@SignOfficial Je pensais que mettre les décisions dans le code rendrait les systèmes meilleurs par défaut. Il est tentant de supposer qu'incorporer chaque action dans le code améliore automatiquement la gouvernance.
Le protocole Sign fait précisément cela : chaque transfert porte une attestation cryptographique, enregistrant qui reçoit des fonds, selon quelles règles et pour quelle raison. La logique est infaillible. La piste d'audit est parfaite, pourtant, la précision même qui rend le système attrayant expose également une tension négligée.
Les institutions humaines opèrent rarement dans des absolus. L'ambiguïté de la discrétion et le jugement situationnel sont souvent le liant qui maintient ensemble des programmes complexes.
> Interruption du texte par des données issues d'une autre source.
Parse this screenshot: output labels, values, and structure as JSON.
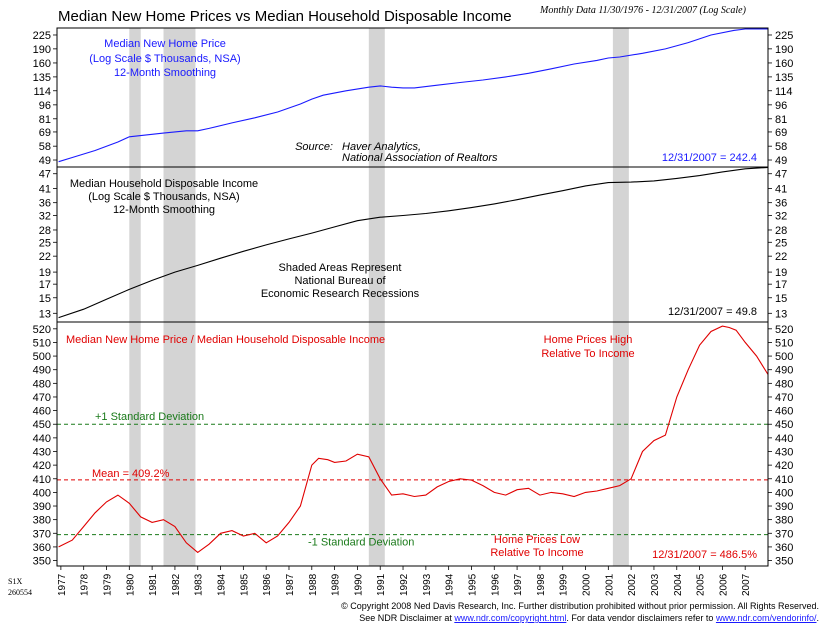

Une subvention pourrait contourner les règles pour une région en crise, un comité de subvention peut ajuster les allocations en fonction de circonstances subtiles. Ce ne sont pas des défauts, ce sont des caractéristiques de la gouvernance dans un monde désordonné et imprévisible. Sign comprime cette nuance en schémas. Au moment où une règle est codifiée et appliquée de manière déterministe, la flexibilité est perdue. Les décisions deviennent mécaniques, et les exceptions nécessitent un reprogrammation explicite plutôt qu'un jugement.